Свет падал на клавиатуру рояля. Террасы отсюда не было видно, но Степан Андреевич сквозь стену чуял — насторожилась. Он, все еще пьяный, тронул клавиши…
У большого святого был поднят палец, словно святой приготовился слушать и просил не мешать. Степан Андреевич подмигнул ему. Печальными и мерными синкопическими скачками помчались на террасу звуки, и должны они были по заданию поглощаться сердцем блондинки и таять на этом сердце, как снежинки на горячей ладони. А перед Степаном Андреевичем, вдохновленным и пьяным, развернулся огромный ночной мир, и казалось ему, что сидит он в какой-то таинственной калифорнийской таверне, где прислуживают нагие красавицы и улыбаются пунцовыми губами, а он плачет, отшвырнув в сторону соломинку и разлив пунш, плачет, как гимназист, о тихом баклажанском саде, о нежной блондинке, на любовь ему не ответившей. И уж слезы туманили его глаза, а он все играл, и уж сердце его замирало от тоски и непонятных желаний, а он все играл, и внимательно слушал его, подняв черный палец, святой в золотой ризе.
И, бросив в ночь три громоподобных аккорда, которыми полагал добить робкое баклажанское сердце, кинулся он на террасу.
И что же он увидал?
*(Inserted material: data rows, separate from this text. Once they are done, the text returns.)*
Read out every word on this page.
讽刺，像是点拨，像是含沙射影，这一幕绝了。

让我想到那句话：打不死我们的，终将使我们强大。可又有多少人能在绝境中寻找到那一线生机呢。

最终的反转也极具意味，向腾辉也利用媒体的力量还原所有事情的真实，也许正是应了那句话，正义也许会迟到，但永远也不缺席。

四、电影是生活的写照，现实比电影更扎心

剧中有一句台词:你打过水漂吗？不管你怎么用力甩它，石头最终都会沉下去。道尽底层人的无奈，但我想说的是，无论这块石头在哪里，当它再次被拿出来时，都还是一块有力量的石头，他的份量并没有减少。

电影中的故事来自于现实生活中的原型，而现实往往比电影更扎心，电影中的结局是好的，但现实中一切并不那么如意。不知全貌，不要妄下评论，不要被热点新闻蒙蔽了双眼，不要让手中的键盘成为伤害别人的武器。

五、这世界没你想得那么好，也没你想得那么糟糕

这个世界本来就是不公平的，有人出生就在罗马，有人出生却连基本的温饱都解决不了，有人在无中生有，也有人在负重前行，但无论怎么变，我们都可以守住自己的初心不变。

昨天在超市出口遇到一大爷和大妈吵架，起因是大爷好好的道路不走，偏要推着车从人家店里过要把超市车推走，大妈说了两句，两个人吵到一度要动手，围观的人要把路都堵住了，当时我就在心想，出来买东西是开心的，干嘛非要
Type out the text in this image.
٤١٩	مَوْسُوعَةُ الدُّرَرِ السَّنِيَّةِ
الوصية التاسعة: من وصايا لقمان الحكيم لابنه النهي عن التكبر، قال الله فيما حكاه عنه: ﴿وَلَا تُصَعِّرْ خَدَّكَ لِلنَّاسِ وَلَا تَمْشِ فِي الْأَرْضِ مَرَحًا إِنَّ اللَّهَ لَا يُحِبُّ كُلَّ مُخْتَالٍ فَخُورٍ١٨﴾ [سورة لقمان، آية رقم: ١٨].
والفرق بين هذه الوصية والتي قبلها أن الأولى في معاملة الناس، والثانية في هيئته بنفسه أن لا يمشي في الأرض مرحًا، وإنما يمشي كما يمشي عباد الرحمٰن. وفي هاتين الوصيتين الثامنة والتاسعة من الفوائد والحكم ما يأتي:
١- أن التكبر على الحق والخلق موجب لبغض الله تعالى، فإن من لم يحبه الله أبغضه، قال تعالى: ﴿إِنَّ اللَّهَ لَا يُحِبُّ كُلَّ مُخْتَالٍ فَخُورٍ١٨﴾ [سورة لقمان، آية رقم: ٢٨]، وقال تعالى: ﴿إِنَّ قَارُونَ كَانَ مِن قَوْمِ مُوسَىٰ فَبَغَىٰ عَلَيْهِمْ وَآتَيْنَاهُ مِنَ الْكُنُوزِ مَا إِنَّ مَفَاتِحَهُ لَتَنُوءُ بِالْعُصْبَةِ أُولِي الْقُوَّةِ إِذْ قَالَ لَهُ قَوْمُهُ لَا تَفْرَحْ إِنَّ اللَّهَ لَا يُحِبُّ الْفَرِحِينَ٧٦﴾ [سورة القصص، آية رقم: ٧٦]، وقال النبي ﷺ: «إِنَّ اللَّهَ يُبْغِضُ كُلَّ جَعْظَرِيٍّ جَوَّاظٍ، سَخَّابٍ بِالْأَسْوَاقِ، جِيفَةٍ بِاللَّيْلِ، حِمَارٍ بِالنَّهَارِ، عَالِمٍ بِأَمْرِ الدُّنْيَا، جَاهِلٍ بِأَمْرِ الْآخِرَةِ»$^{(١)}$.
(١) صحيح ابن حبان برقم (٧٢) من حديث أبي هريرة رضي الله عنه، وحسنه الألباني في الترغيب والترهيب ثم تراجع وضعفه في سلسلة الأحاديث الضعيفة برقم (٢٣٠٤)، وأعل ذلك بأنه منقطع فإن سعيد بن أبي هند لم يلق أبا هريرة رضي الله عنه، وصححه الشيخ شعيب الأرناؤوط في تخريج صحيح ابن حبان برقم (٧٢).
На том стуле, где он только что сидел, теперь сидел худой священник с острым, как бритва, лицом, с большим шрамом над правой бровью и жидкой мефистофельской бородкой.
Атрибуты священства — соломенный полуцилиндр и длинная палка — лежали на столе.
Священник говорил, а три женщины внимательно его слушали.
— Степа, познакомьтесь, это отец Владимир, — сказала Вера, — вы только послушайте, что он рассказывает.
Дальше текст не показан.